The goal is that lldb won't need to ask for any additional register values at a typical stop with the command line lldb unless the user issues additional commands. Obviously fp, pc, sp are needed. Sometimes the function arguments (which lldb will print with the frame format) are still in registers -- so we include the argument registers.
In performance tuning with iOS, we've consistently found that the size of the packets is not particularly important - but the number of packets is critical. I think this will be typical of remote communication with devices where there may be several layers involved with the communication. So it's better to include extra registers in the stop packet that lldb might need than to have lldb ask for them individually.
You could argue that you should just throw all of the GPRs in the stop packet. Empirically, we've found that the sp/pc/fp/arg regs are enough and we've never gone all the way and included all of them. Maybe with armv7 where the gpr is relatively small in size we include them all. The smart play is probably just to throw them all in there, even on arm64 where you have 32 GPRs.

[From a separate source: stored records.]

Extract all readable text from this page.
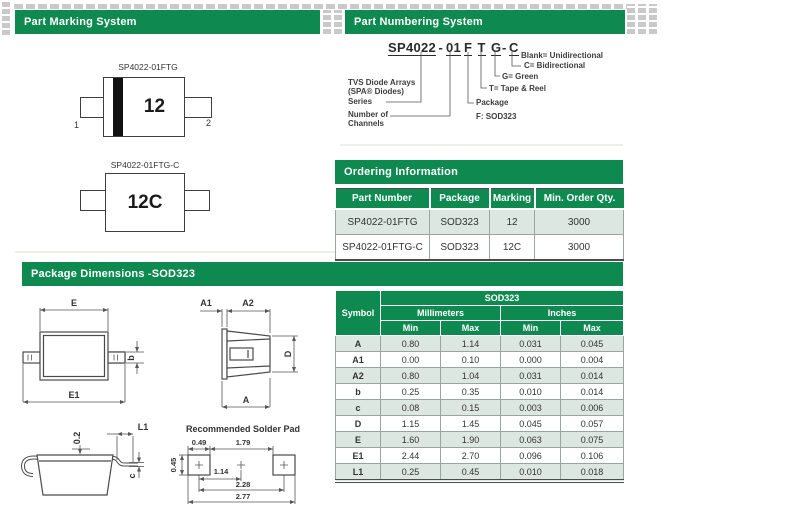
Part Marking System	Part Numbering System
Ordering Information
Package Dimensions -SOD323
SP4022-01FTG
12
1	2
SP4022-01FTG-C
12C
SP4022 - 01 F T G - C
TVS Diode Arrays
(SPA® Diodes)
Series
Number of
Channels
Blank= Unidirectional
C= Bidirectional
G= Green
T= Tape & Reel
Package
F: SOD323
Part Number	Package	Marking	Min. Order Qty.
SP4022-01FTG	SOD323	12	3000
SP4022-01FTG-C	SOD323	12C	3000
Symbol	SOD323			
	Millimeters		Inches	
	Min	Max	Min	Max
A	0.80	1.14	0.031	0.045
A1	0.00	0.10	0.000	0.004
A2	0.80	1.04	0.031	0.014
b	0.25	0.35	0.010	0.014
c	0.08	0.15	0.003	0.006
D	1.15	1.45	0.045	0.057
E	1.60	1.90	0.063	0.075
E1	2.44	2.70	0.096	0.106
L1	0.25	0.45	0.010	0.018
E
b
E1
A1	A2
D
A
0.2
L1
c
Recommended Solder Pad
0.49	1.79
0.45	1.14
2.28
2.77
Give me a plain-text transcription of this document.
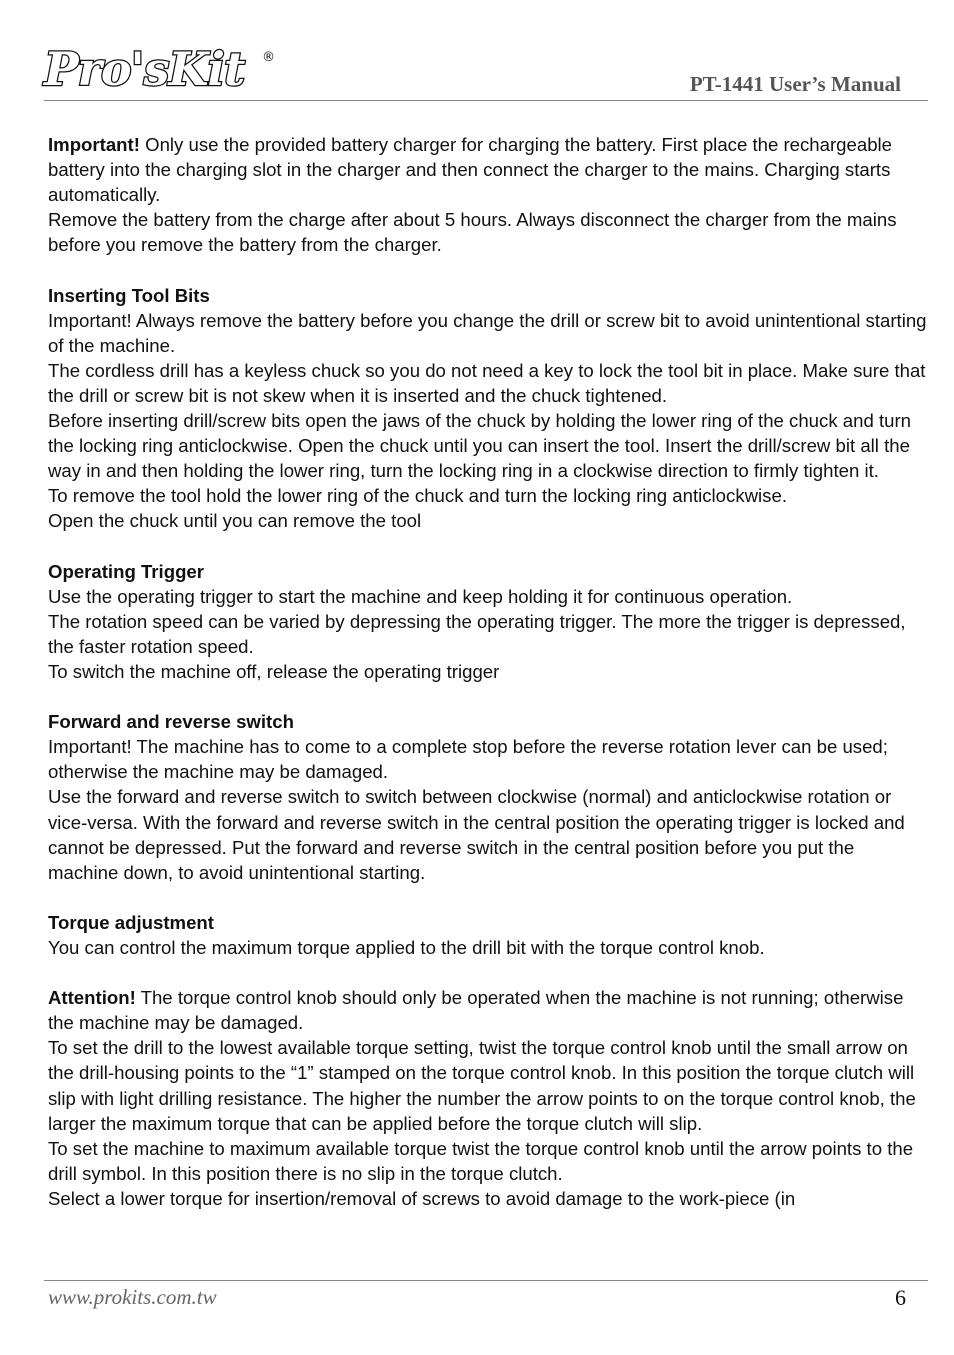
Pro'sKit ®
PT-1441 User’s Manual

Important! Only use the provided battery charger for charging the battery. First place the rechargeable battery into the charging slot in the charger and then connect the charger to the mains. Charging starts automatically.

Remove the battery from the charge after about 5 hours. Always disconnect the charger from the mains before you remove the battery from the charger.

Inserting Tool Bits

Important! Always remove the battery before you change the drill or screw bit to avoid unintentional starting of the machine.

The cordless drill has a keyless chuck so you do not need a key to lock the tool bit in place. Make sure that the drill or screw bit is not skew when it is inserted and the chuck tightened.

Before inserting drill/screw bits open the jaws of the chuck by holding the lower ring of the chuck and turn the locking ring anticlockwise. Open the chuck until you can insert the tool. Insert the drill/screw bit all the way in and then holding the lower ring, turn the locking ring in a clockwise direction to firmly tighten it.

To remove the tool hold the lower ring of the chuck and turn the locking ring anticlockwise.

Open the chuck until you can remove the tool

Operating Trigger

Use the operating trigger to start the machine and keep holding it for continuous operation.

The rotation speed can be varied by depressing the operating trigger. The more the trigger is depressed, the faster rotation speed.

To switch the machine off, release the operating trigger

Forward and reverse switch

Important! The machine has to come to a complete stop before the reverse rotation lever can be used; otherwise the machine may be damaged.

Use the forward and reverse switch to switch between clockwise (normal) and anticlockwise rotation or vice-versa. With the forward and reverse switch in the central position the operating trigger is locked and cannot be depressed. Put the forward and reverse switch in the central position before you put the machine down, to avoid unintentional starting.

Torque adjustment

You can control the maximum torque applied to the drill bit with the torque control knob.

Attention! The torque control knob should only be operated when the machine is not running; otherwise the machine may be damaged.

To set the drill to the lowest available torque setting, twist the torque control knob until the small arrow on the drill-housing points to the “1” stamped on the torque control knob. In this position the torque clutch will slip with light drilling resistance. The higher the number the arrow points to on the torque control knob, the larger the maximum torque that can be applied before the torque clutch will slip.

To set the machine to maximum available torque twist the torque control knob until the arrow points to the drill symbol. In this position there is no slip in the torque clutch.

Select a lower torque for insertion/removal of screws to avoid damage to the work-piece (in

www.prokits.com.tw	6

A good example of the cost of packet-size vrs. number-of-packets was a little performance tuning I did recently. We had a problem where large memory reads from an iOS device were slow -- reading, say, 6MB of heap. I made three changes to lldb/debugserver that got us about 12x faster reading the same memory from a device: added a binary "x" read memory packet (instead of ascii-hex representations of the memory, so reducing the # of bytes sent by half), stopped adding large memory read data to lldb's memory cache, and went from 512-byte memory reads to 128kbyte memory reads. I didn't try to tease apart which of these were responsible for the performance bump, but I'm willing to bet it was the increase in the size of the memory reads and the reduction in the number of packets required.